Гриша поднял с постели Чокана, попробуй-ка сопротивляться. Но Чокан и не сопротивлялся. Он открыл глаза, смутно, будто бы со сна, посмотрел:
— Пусти, Керей!
— И не подумаю.
— Пусти, я спать хочу.
— Не хочешь ты спать, Канаш. Я все знаю. Отец уехал.
Теперь твой дом — наш корпус. Ты его уже знаешь. Пойдем.
Глаза Чокана стали узкими, злыми. Он ничего не ответил.
— Может, ты решил учиться у нас, а жить здесь?
Чокан вспомнил вчерашние слова Гриши, оброненные им как бы невзначай. Потанин умел замечать многое, недоступное другим мальчишкам, и был порядочным сквернословом, как, впрочем, и все казачата. Так он сказал о Варваре, что та неспроста обхаживает молодых джигитов, принимает их на постой, кормит, холит. А потом, как привяжется, тошно джигиту будет! Вот и сейчас с умыслом, с насмешкой Гриша повторил:
— Значит, ты решил учиться у нас, а жить у нее? Что ж, дело твое. Самому потом худо будет.
Чокан вчера пропустил мимо ушей намеки Григория, а сегодня оскорбился:
— Пусти меня, Керей. И можешь идти своей дорогой.

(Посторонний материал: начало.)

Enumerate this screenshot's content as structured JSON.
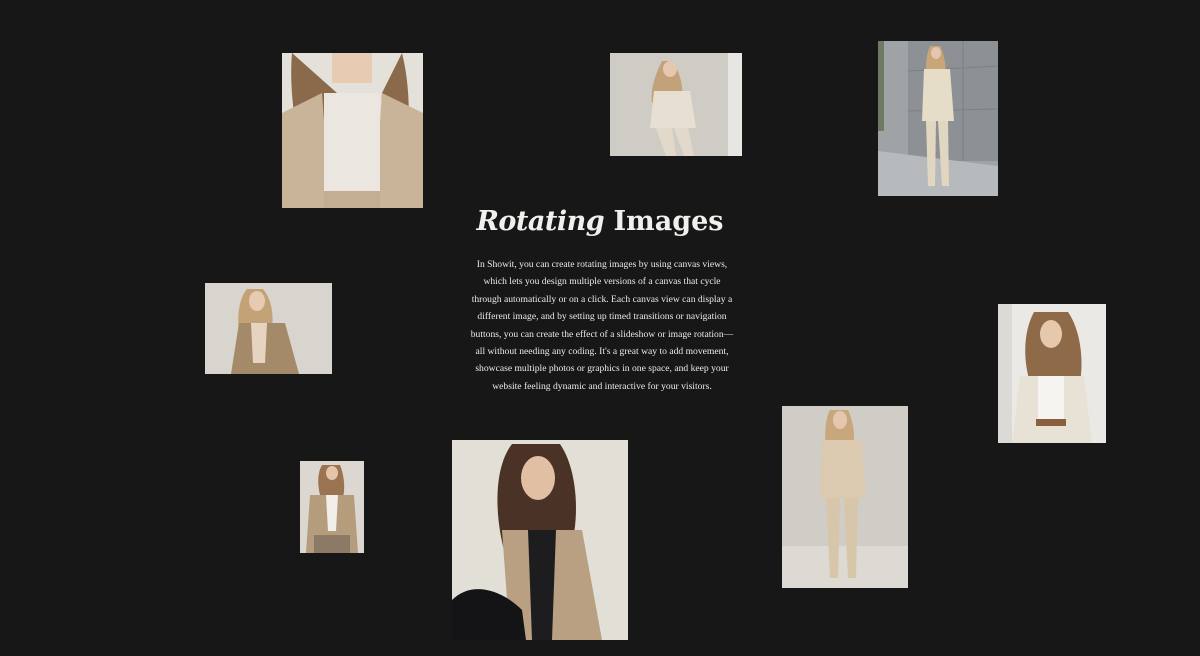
{
  "section": {
    "heading_italic": "Rotating",
    "heading_regular": "Images",
    "body": "In Showit, you can create rotating images by using canvas views, which lets you design multiple versions of a canvas that cycle through automatically or on a click. Each canvas view can display a different image, and by setting up timed transitions or navigation buttons, you can create the effect of a slideshow or image rotation—all without needing any coding. It's a great way to add movement, showcase multiple photos or graphics in one space, and keep your website feeling dynamic and interactive for your visitors."
  },
  "colors": {
    "background": "#171717",
    "text": "#f2f0ec"
  }
}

— Не оставлю я тебя, Канаш. Не оставлю. Вот устроишься ты, будет все в порядке, тогда поступай как знаешь.
— Уходи, говорю тебе.
— А если не уйду? — Гриша уже думал свести все к шутке, а получалась настоящая ссора.
— Если не уйдешь, пожалеешь. — Чокан сжимал кулаки, готовый подраться хоть сейчас.
Им овладевала злость. Такая же неожиданная и яростная, как у отца. Злость, распалявшая глаза его прадеда Аблая, о которой знали не только в Орде и аулах, но и в казачьих станицах.
— Что с тобой случилось, Канаш?
— Керей, не уйдешь значит? — Чокан выругался и хотел броситься на Гришу. Но он уже был за дверью комнаты, и Чокан не стал его догонять.
Гриша бежал не потому, что был трусливым. Он просто не хотел шума и драки. Из-за чепухи может кончиться дружба. Он не погнушался еще раз поговорить с Варварой.